Le congé de solidarité familiale

Tout salarié peut demander à bénéficier d'un congé de solidarité familiale (appelé auparavant congé d'accompagnement), afin d'accompagner un proche en fin de vie faisant l'objet de soins palliatifs. Il peut s’agir d’un ascendant, d’un descendant, ou d’une personne qui partage son domicile (concubin, époux…).

Procédure à suivre

Le salarié doit informer son employeur de son intention d’utiliser ce congé au moins 15 jours à l’avance, par lettre recommandée avec accusé de réception. La demande doit être accompagnée d’un certificat médical rédigé par le médecin traitant du malade et attestant que ce dernier souffre d’une pathologie risquant d’entraîner sa disparition.

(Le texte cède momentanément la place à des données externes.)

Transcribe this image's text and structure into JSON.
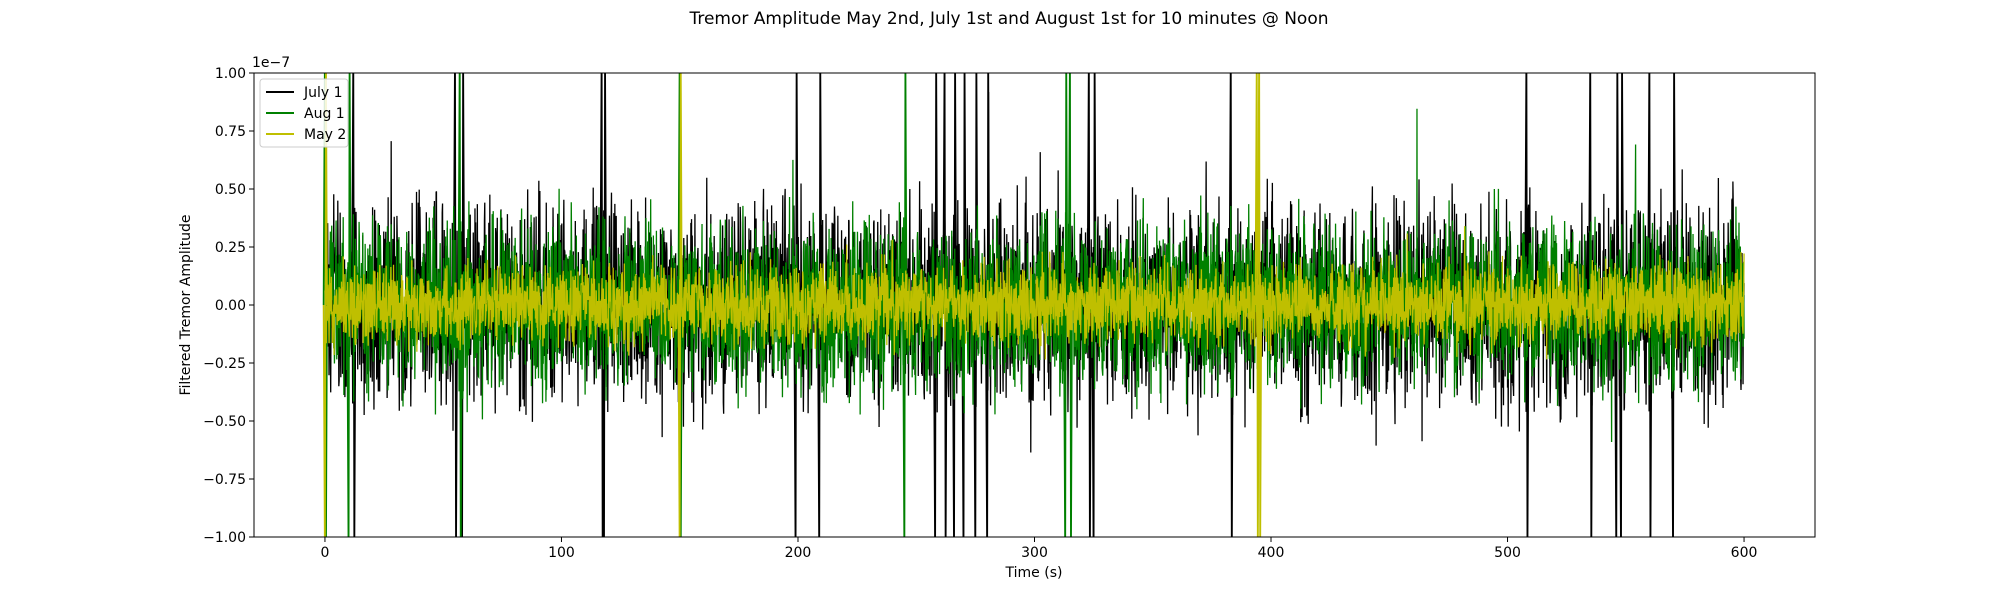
{
  "chart_data": {
    "type": "line",
    "title": "Tremor Amplitude May 2nd, July 1st and August 1st for 10 minutes @ Noon",
    "xlabel": "Time (s)",
    "ylabel": "Filtered Tremor Amplitude",
    "y_offset_label": "1e−7",
    "xlim": [
      -30,
      630
    ],
    "ylim": [
      -1.0,
      1.0
    ],
    "x_ticks": [
      0,
      100,
      200,
      300,
      400,
      500,
      600
    ],
    "x_tick_labels": [
      "0",
      "100",
      "200",
      "300",
      "400",
      "500",
      "600"
    ],
    "y_ticks": [
      -1.0,
      -0.75,
      -0.5,
      -0.25,
      0.0,
      0.25,
      0.5,
      0.75,
      1.0
    ],
    "y_tick_labels": [
      "−1.00",
      "−0.75",
      "−0.50",
      "−0.25",
      "0.00",
      "0.25",
      "0.50",
      "0.75",
      "1.00"
    ],
    "grid": false,
    "legend_position": "top-left",
    "series": [
      {
        "name": "July 1",
        "color": "#000000",
        "x_range": [
          0,
          600
        ],
        "typical_amplitude": 0.3,
        "peak_amplitude": 1.0,
        "spikes": [
          12,
          55,
          58,
          117,
          118,
          199,
          209,
          258,
          262,
          266,
          270,
          275,
          280,
          323,
          325,
          383,
          508,
          535,
          546,
          548,
          560,
          570
        ]
      },
      {
        "name": "Aug 1",
        "color": "#008000",
        "x_range": [
          0,
          600
        ],
        "typical_amplitude": 0.25,
        "peak_amplitude": 1.0,
        "spikes": [
          0,
          10,
          57,
          150,
          245,
          313,
          315
        ]
      },
      {
        "name": "May 2",
        "color": "#bfbf00",
        "x_range": [
          0,
          600
        ],
        "typical_amplitude": 0.12,
        "peak_amplitude": 1.0,
        "spikes": [
          0,
          150,
          394,
          395
        ]
      }
    ]
  }
}
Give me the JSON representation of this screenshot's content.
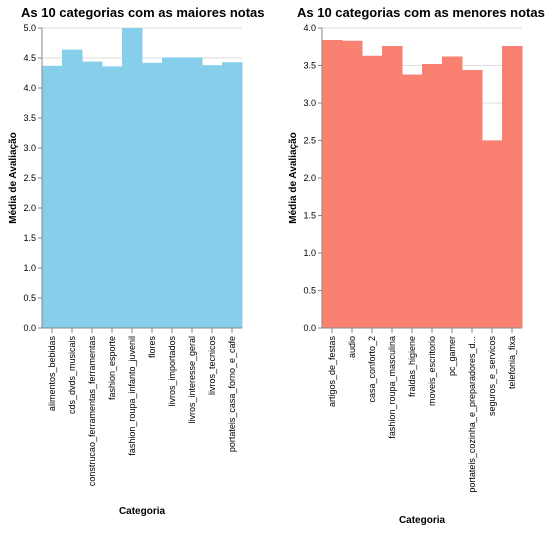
{
  "chart_data": [
    {
      "type": "bar",
      "title": "As 10 categorias com as maiores notas",
      "xlabel": "Categoria",
      "ylabel": "Média de Avaliação",
      "ylim": [
        0,
        5
      ],
      "yticks": [
        0,
        0.5,
        1,
        1.5,
        2,
        2.5,
        3,
        3.5,
        4,
        4.5,
        5
      ],
      "grid": true,
      "color": "#87ceeb",
      "categories": [
        "alimentos_bebidas",
        "cds_dvds_musicais",
        "construcao_ferramentas_ferramentas",
        "fashion_esporte",
        "fashion_roupa_infanto_juvenil",
        "flores",
        "livros_importados",
        "livros_interesse_geral",
        "livros_tecnicos",
        "portateis_casa_forno_e_cafe"
      ],
      "values": [
        4.37,
        4.64,
        4.44,
        4.36,
        5.0,
        4.42,
        4.51,
        4.51,
        4.38,
        4.43
      ]
    },
    {
      "type": "bar",
      "title": "As 10 categorias com as menores notas",
      "xlabel": "Categoria",
      "ylabel": "Média de Avaliação",
      "ylim": [
        0,
        4
      ],
      "yticks": [
        0,
        0.5,
        1,
        1.5,
        2,
        2.5,
        3,
        3.5,
        4
      ],
      "grid": true,
      "color": "#fa8072",
      "categories": [
        "artigos_de_festas",
        "audio",
        "casa_conforto_2",
        "fashion_roupa_masculina",
        "fraldas_higiene",
        "moveis_escritorio",
        "pc_gamer",
        "portateis_cozinha_e_preparadores_d...",
        "seguros_e_servicos",
        "telefonia_fixa"
      ],
      "values": [
        3.84,
        3.83,
        3.63,
        3.76,
        3.38,
        3.52,
        3.62,
        3.44,
        2.5,
        3.76
      ]
    }
  ]
}
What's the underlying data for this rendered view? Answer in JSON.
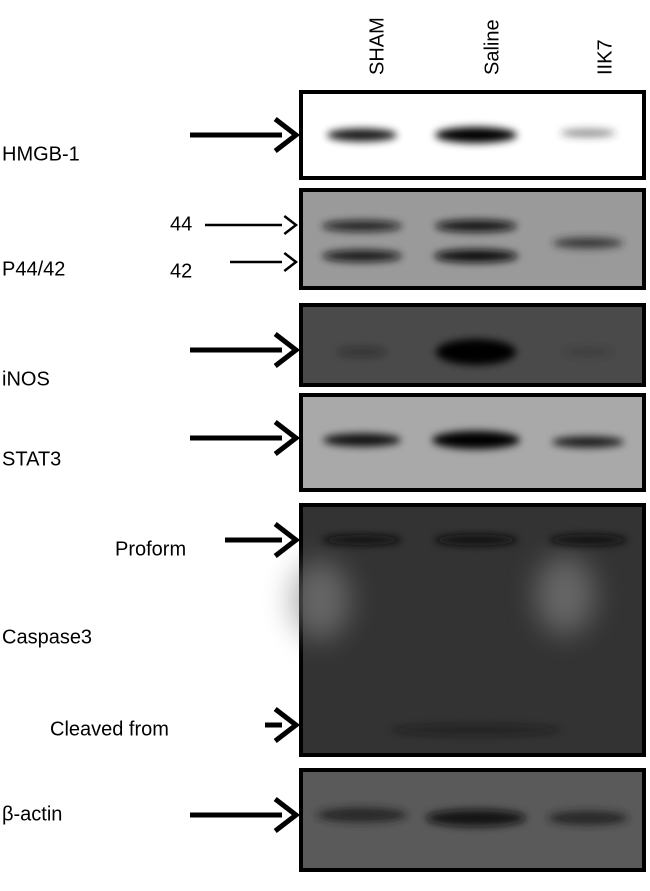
{
  "lanes": [
    "SHAM",
    "Saline",
    "IIK7"
  ],
  "panels": [
    {
      "label": "HMGB-1"
    },
    {
      "label": "P44/42",
      "markers": [
        "44",
        "42"
      ]
    },
    {
      "label": "iNOS"
    },
    {
      "label": "STAT3"
    },
    {
      "label": "Caspase3",
      "bands": [
        "Proform",
        "Cleaved from"
      ]
    },
    {
      "label": "β-actin"
    }
  ]
}
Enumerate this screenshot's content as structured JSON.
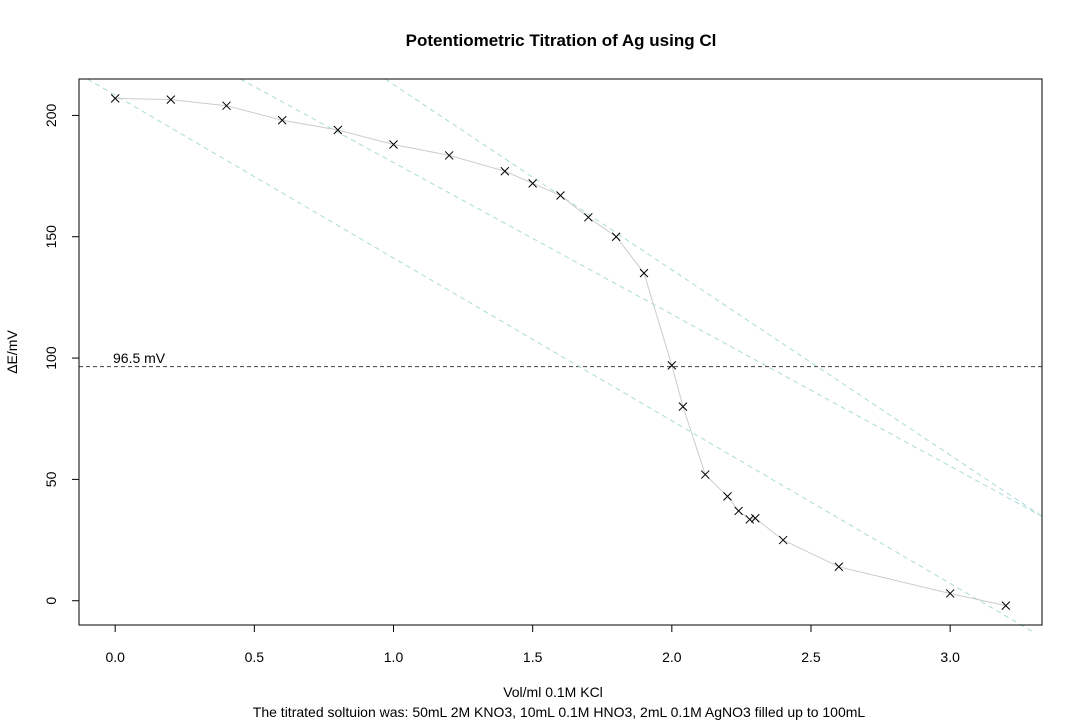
{
  "chart_data": {
    "type": "scatter",
    "title": "Potentiometric Titration of Ag using Cl",
    "xlabel": "Vol/ml 0.1M KCl",
    "subtitle": "The titrated soltuion was: 50mL 2M KNO3, 10mL 0.1M HNO3, 2mL 0.1M AgNO3 filled up to 100mL",
    "ylabel": "ΔE/mV",
    "xlim": [
      -0.13,
      3.33
    ],
    "ylim": [
      -10,
      215
    ],
    "x_ticks": [
      "0.0",
      "0.5",
      "1.0",
      "1.5",
      "2.0",
      "2.5",
      "3.0"
    ],
    "y_ticks": [
      "0",
      "50",
      "100",
      "150",
      "200"
    ],
    "grid": false,
    "series": [
      {
        "marker": "x",
        "line_color": "#cccccc",
        "marker_color": "#000000",
        "x": [
          0.0,
          0.2,
          0.4,
          0.6,
          0.8,
          1.0,
          1.2,
          1.4,
          1.5,
          1.6,
          1.7,
          1.8,
          1.9,
          2.0,
          2.04,
          2.12,
          2.2,
          2.24,
          2.28,
          2.3,
          2.4,
          2.6,
          3.0,
          3.2
        ],
        "y": [
          207,
          206.5,
          204,
          198,
          194,
          188,
          183.5,
          177,
          172,
          167,
          158,
          150,
          135,
          97,
          80,
          52,
          43,
          37,
          33.5,
          34,
          25,
          14,
          3,
          -2
        ]
      }
    ],
    "reference_lines": [
      {
        "kind": "horizontal",
        "y": 96.5,
        "style": "dashed",
        "color": "#555555",
        "label": "96.5 mV"
      },
      {
        "kind": "oblique",
        "x0": -0.1,
        "y0": 215,
        "x1": 3.3,
        "y1": -13,
        "style": "dashed",
        "color": "#a8dcd8"
      },
      {
        "kind": "oblique",
        "x0": 0.45,
        "y0": 215,
        "x1": 3.33,
        "y1": 34.8,
        "style": "dashed",
        "color": "#a8dcd8"
      },
      {
        "kind": "oblique",
        "x0": 0.97,
        "y0": 215,
        "x1": 3.33,
        "y1": 34.8,
        "style": "dashed",
        "color": "#a8dcd8"
      }
    ]
  }
}
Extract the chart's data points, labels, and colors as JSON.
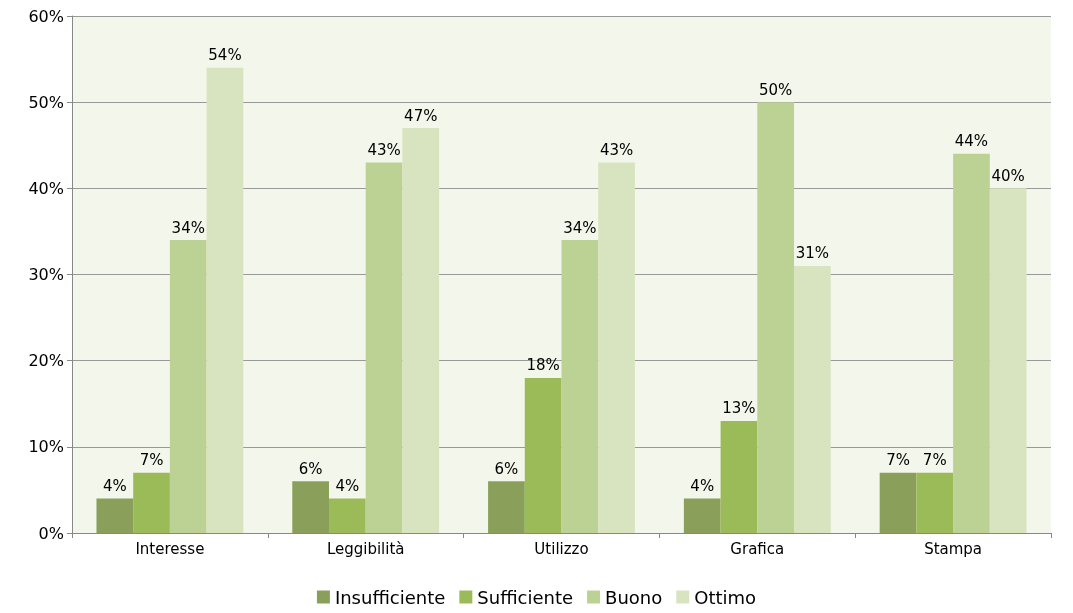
{
  "chart_data": {
    "type": "bar",
    "categories": [
      "Interesse",
      "Leggibilità",
      "Utilizzo",
      "Grafica",
      "Stampa"
    ],
    "series": [
      {
        "name": "Insufficiente",
        "color": "#8aa05a",
        "values": [
          4,
          6,
          6,
          4,
          7
        ],
        "value_labels": [
          "4%",
          "6%",
          "6%",
          "4%",
          "7%"
        ]
      },
      {
        "name": "Sufficiente",
        "color": "#9bbb59",
        "values": [
          7,
          4,
          18,
          13,
          7
        ],
        "value_labels": [
          "7%",
          "4%",
          "18%",
          "13%",
          "7%"
        ]
      },
      {
        "name": "Buono",
        "color": "#bcd294",
        "values": [
          34,
          43,
          34,
          50,
          44
        ],
        "value_labels": [
          "34%",
          "43%",
          "34%",
          "50%",
          "44%"
        ]
      },
      {
        "name": "Ottimo",
        "color": "#d8e4bf",
        "values": [
          54,
          47,
          43,
          31,
          40
        ],
        "value_labels": [
          "54%",
          "47%",
          "43%",
          "31%",
          "40%"
        ]
      }
    ],
    "ylim": [
      0,
      60
    ],
    "yticks": [
      {
        "value": 0,
        "label": "0%"
      },
      {
        "value": 10,
        "label": "10%"
      },
      {
        "value": 20,
        "label": "20%"
      },
      {
        "value": 30,
        "label": "30%"
      },
      {
        "value": 40,
        "label": "40%"
      },
      {
        "value": 50,
        "label": "50%"
      },
      {
        "value": 60,
        "label": "60%"
      }
    ],
    "grid": "y",
    "legend": "bottom"
  }
}
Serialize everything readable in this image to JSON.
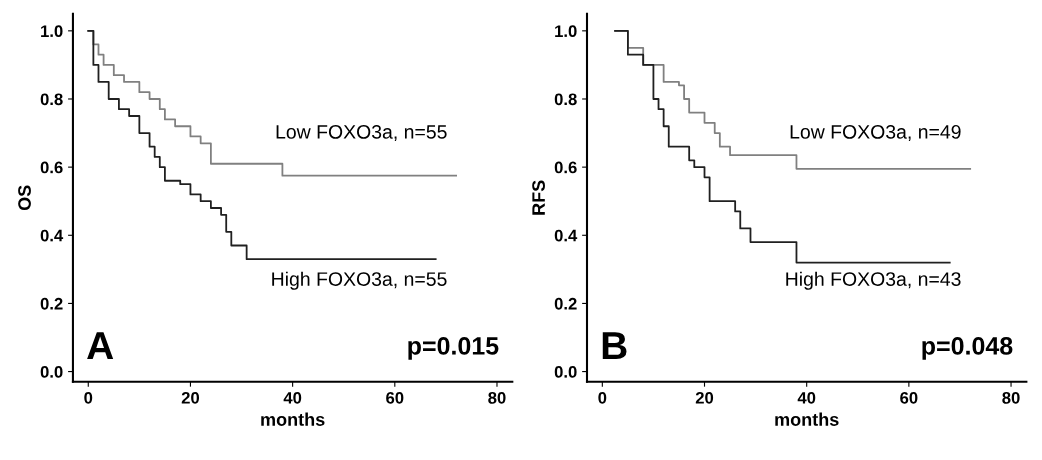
{
  "chart_data": [
    {
      "type": "step",
      "xlabel": "months",
      "ylabel": "OS",
      "xlim": [
        -3,
        83
      ],
      "ylim": [
        -0.03,
        1.05
      ],
      "xticks": [
        0,
        20,
        40,
        60,
        80
      ],
      "yticks": [
        {
          "value": 0,
          "label": "0.0"
        },
        {
          "value": 0.2,
          "label": "0.2"
        },
        {
          "value": 0.4,
          "label": "0.4"
        },
        {
          "value": 0.6,
          "label": "0.6"
        },
        {
          "value": 0.8,
          "label": "0.8"
        },
        {
          "value": 1,
          "label": "1.0"
        }
      ],
      "grid": false,
      "legend": false,
      "series": [
        {
          "color": "#808080",
          "x": [
            0,
            1,
            2,
            3,
            5,
            7,
            10,
            12,
            14,
            15,
            17,
            20,
            22,
            24,
            38,
            72
          ],
          "values": [
            1.0,
            0.96,
            0.93,
            0.9,
            0.87,
            0.85,
            0.82,
            0.8,
            0.77,
            0.74,
            0.72,
            0.69,
            0.67,
            0.61,
            0.575,
            0.575
          ]
        },
        {
          "color": "#202020",
          "x": [
            0,
            1,
            2,
            4,
            6,
            8,
            10,
            12,
            13,
            14,
            15,
            18,
            20,
            22,
            24,
            26,
            27,
            28,
            31,
            68
          ],
          "values": [
            1.0,
            0.9,
            0.85,
            0.8,
            0.77,
            0.75,
            0.7,
            0.66,
            0.63,
            0.6,
            0.56,
            0.55,
            0.52,
            0.5,
            0.48,
            0.46,
            0.41,
            0.37,
            0.33,
            0.33
          ]
        }
      ],
      "annotations": [
        "Low FOXO3a, n=55",
        "High FOXO3a, n=55",
        "A",
        "p=0.015"
      ]
    },
    {
      "type": "step",
      "xlabel": "months",
      "ylabel": "RFS",
      "xlim": [
        -3,
        83
      ],
      "ylim": [
        -0.03,
        1.05
      ],
      "xticks": [
        0,
        20,
        40,
        60,
        80
      ],
      "yticks": [
        {
          "value": 0,
          "label": "0.0"
        },
        {
          "value": 0.2,
          "label": "0.2"
        },
        {
          "value": 0.4,
          "label": "0.4"
        },
        {
          "value": 0.6,
          "label": "0.6"
        },
        {
          "value": 0.8,
          "label": "0.8"
        },
        {
          "value": 1,
          "label": "1.0"
        }
      ],
      "grid": false,
      "legend": false,
      "series": [
        {
          "color": "#808080",
          "x": [
            2.5,
            5,
            8,
            12,
            15,
            16,
            17,
            20,
            22,
            23,
            25,
            38,
            72
          ],
          "values": [
            1.0,
            0.95,
            0.9,
            0.85,
            0.84,
            0.8,
            0.76,
            0.73,
            0.7,
            0.66,
            0.635,
            0.595,
            0.595
          ]
        },
        {
          "color": "#202020",
          "x": [
            2.5,
            5,
            8,
            10,
            11,
            12,
            13,
            17,
            18,
            20,
            21,
            26,
            27,
            29,
            38,
            68
          ],
          "values": [
            1.0,
            0.93,
            0.9,
            0.8,
            0.77,
            0.72,
            0.66,
            0.62,
            0.6,
            0.57,
            0.5,
            0.47,
            0.42,
            0.38,
            0.32,
            0.32
          ]
        }
      ],
      "annotations": [
        "Low FOXO3a, n=49",
        "High FOXO3a, n=43",
        "B",
        "p=0.048"
      ]
    }
  ]
}
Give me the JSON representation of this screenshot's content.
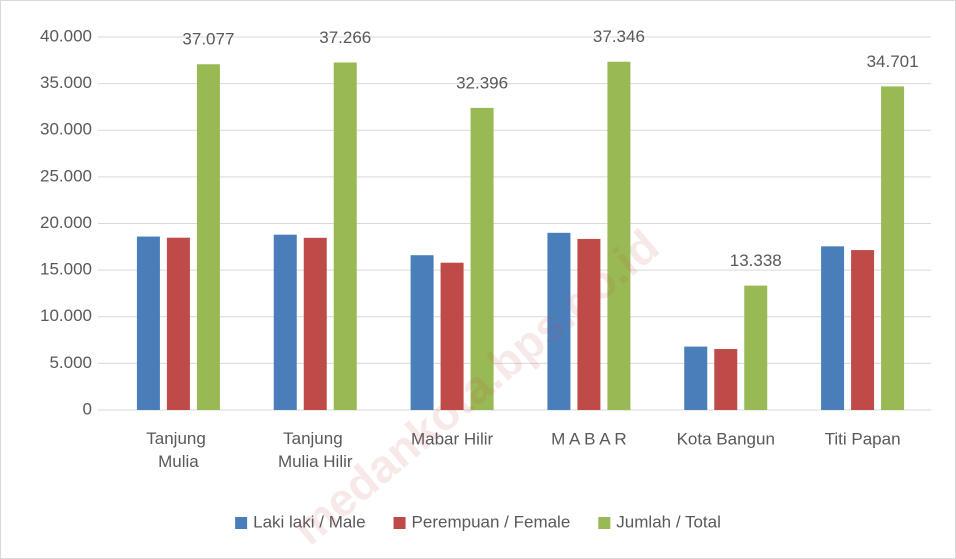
{
  "chart_data": {
    "type": "bar",
    "categories": [
      "Tanjung Mulia",
      "Tanjung Mulia Hilir",
      "Mabar Hilir",
      "M A B A R",
      "Kota Bangun",
      "Titi Papan"
    ],
    "series": [
      {
        "name": "Laki laki / Male",
        "color": "#4a7ebb",
        "values": [
          18600,
          18800,
          16600,
          19000,
          6800,
          17550
        ]
      },
      {
        "name": "Perempuan / Female",
        "color": "#be4b48",
        "values": [
          18477,
          18466,
          15796,
          18346,
          6538,
          17151
        ]
      },
      {
        "name": "Jumlah / Total",
        "color": "#98b954",
        "values": [
          37077,
          37266,
          32396,
          37346,
          13338,
          34701
        ],
        "value_labels": [
          "37.077",
          "37.266",
          "32.396",
          "37.346",
          "13.338",
          "34.701"
        ]
      }
    ],
    "ylim": [
      0,
      40000
    ],
    "yticks": [
      0,
      {
        "value": 5000,
        "label": "5.000"
      },
      {
        "value": 10000,
        "label": "10.000"
      },
      {
        "value": 15000,
        "label": "15.000"
      },
      {
        "value": 20000,
        "label": "20.000"
      },
      {
        "value": 25000,
        "label": "25.000"
      },
      {
        "value": 30000,
        "label": "30.000"
      },
      {
        "value": 35000,
        "label": "35.000"
      },
      {
        "value": 40000,
        "label": "40.000"
      }
    ],
    "grid": true,
    "legend": "bottom",
    "watermark": "medankota.bps.go.id"
  }
}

Le congé de solidarité familial est un droit. Il ne peut ni être reporté, ni être refusé. En cas d’urgence absolue constatée par écrit par le médecin qui a établi le certificat médical, le congé peut débuter dès réception de la lettre par l’employeur.

Durée du congé

Le congé de solidarité familiale est d’une durée maximale de trois mois, renouvelable une fois. Il est non rémunéré. À l’issue de ce congé, le salarié retrouve son emploi, ou un emploi similaire assorti d’une rémunération au moins équivalente.

Le congé de solidarité familiale peut parfois faire l'objet d'aides financières de la part de certains organismes ou collectivités locales.